A decade ago, New York began a long climb out of a deep recession. Today, fiscal watchdogs say the state is not completely ready to handle the next one.
Governor Andrew Cuomo says a recession would spell political doom for President Trump.
“If the economy tanks and this recession comes true, he may as well as start packing his bags now, because I think if there's only one redeeming rationale is it's, well, Trump is a businessman and the economy is doing well,” said Cuomo.
But a recession wouldn't be good for New York State, either. It could mean less funding for schools or higher taxes. The state budget relies heavily on the personal income tax, drawn mainly from wealthy individuals, says EJ McMahon of the Empire Center.
“Now we've got a lot of volatility on Wall Street, a lot of economic uncertainty,” said McMahon. “So I think going forward the state is on shakier ground than it's been for a while.”
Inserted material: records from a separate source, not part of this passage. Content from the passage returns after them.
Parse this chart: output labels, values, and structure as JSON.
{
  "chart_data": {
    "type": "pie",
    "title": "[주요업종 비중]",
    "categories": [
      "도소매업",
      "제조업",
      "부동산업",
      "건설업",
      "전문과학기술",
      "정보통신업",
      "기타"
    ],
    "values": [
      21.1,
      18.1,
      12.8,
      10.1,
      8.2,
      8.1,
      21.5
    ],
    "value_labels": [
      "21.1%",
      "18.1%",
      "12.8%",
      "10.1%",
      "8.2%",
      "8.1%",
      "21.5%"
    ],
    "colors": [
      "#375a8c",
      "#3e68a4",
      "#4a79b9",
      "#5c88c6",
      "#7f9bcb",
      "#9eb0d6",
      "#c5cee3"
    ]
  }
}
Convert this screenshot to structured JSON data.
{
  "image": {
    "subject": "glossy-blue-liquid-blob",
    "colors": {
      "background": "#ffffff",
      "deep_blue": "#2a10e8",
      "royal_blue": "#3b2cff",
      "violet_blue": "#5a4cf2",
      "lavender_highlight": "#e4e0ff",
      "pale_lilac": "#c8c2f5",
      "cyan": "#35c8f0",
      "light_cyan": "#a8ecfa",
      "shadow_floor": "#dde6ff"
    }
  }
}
At the same time, the state is phasing in a series of tax cuts aimed primarily at middle-income earners -- costing the state more revenue.
“That's a continuing factor that's actually drawing down the income tax that is our biggest revenue source even as the governor's projecting it will grow at a decent pace,” said McMahon.
The result is modest budget gaps if economic conditions hold up. But that may not be the case. And David Friedfel of the Citizens Budget Commission notes New York's so-called rainy day fund -- a savings account meant to plug revenue holes -- would struggle to cover the lost revenue.
“The state only has about $2.5 billion in their rainy day reserves and that's if they make the anticipated deposits at the end of this current fiscal year,” said Friedfel. “The impact of a recession over three years would be about $34 billion. So they have less than 10-percent of what they would need to plug that gap over three years.”
When the last recession hit a decade ago, state lawmakers and then-Gov. David Paterson agreed to a tax increase on upper income earners. The tax was meant to be temporary. Further raising taxes on the rich remains an option, but could be tricky.
“Potentially they could, but that would hurt the state's competitiveness,” said Friedfel. “That's an issue the governor has highlighted, particularly with the cap on state and local tax deduction to make New York even less competitive compared to low or no tax states like Florida.”
For now, we can breathe a little easy. New York's tax revenue so far has come in as projected.